Pada 6 Mei lalu di Cikeas, secara cerdik dan telak ia berhasil mengunci kesepakatan politik dengan pensiunan Jenderal Susilo Bambang Yudhoyono di markas-kebijakan Partai Demokrat (PD) itu. Bermodalkan kecerdikan pembacaan peta politik dan karakter personal SBY serta disertai dengan manuver licik, terukur, dan dingin (shrewedness), Ical, sapaan akrabnya, berhasil menekuk jenderal asal Pacitan ini untuk menerima kenyataan bahwa hanya dengan mengandalkan hubungan yang bersahabat dengan Golkarlah pemerintahan SBY-Boediono bisa selamat sampai tahun 2014.
Posisi sebagai Ketua Harian Sekber Koalisi akan memberi kesempatan yang luas bagi Ical untuk mengulang kisah sukses Sekber Golkar pada awal Orde Baru. Selamat datang Sekber Golkar Plus, gabungan pragmatis antara para politisi Soehartois-Orde Baru yang promodal dengan politisi oportunis, miskin karakter, produk Reformasi yang telah melupakan rakyat.

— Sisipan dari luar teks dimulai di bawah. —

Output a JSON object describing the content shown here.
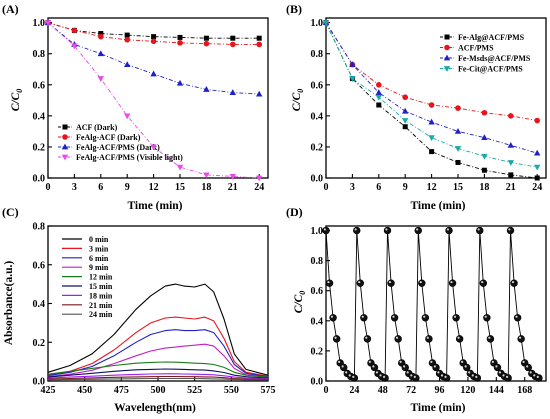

Sudah sangat jelas sejak awal Reformasi, 12 tahun lalu, bahwa sebagai akibat tekanan pengerdilan terhadap parpol di era Orde Baru, satu-satunya parpol yang paling kokoh secara institusional, organisasional, dan kepemimpinan adalah Golkar. Demikian kenyalnya kekokohan Golkar dalam hampir semua bidang kelembagaan sehingga, walaupun partai Beringin ini babak-belur diterpa badai Reformasi, ia tetap membandel tegak walau agak oleng. Begitu badai Reformasi mulai mereda, Golkar bangkit kembali secara bertahap. Walau terus mengalami penyusutan perolehan suara dalam tiga pemilu sejak 1999, Partai Golkar ogah dihabisi dengan mudah.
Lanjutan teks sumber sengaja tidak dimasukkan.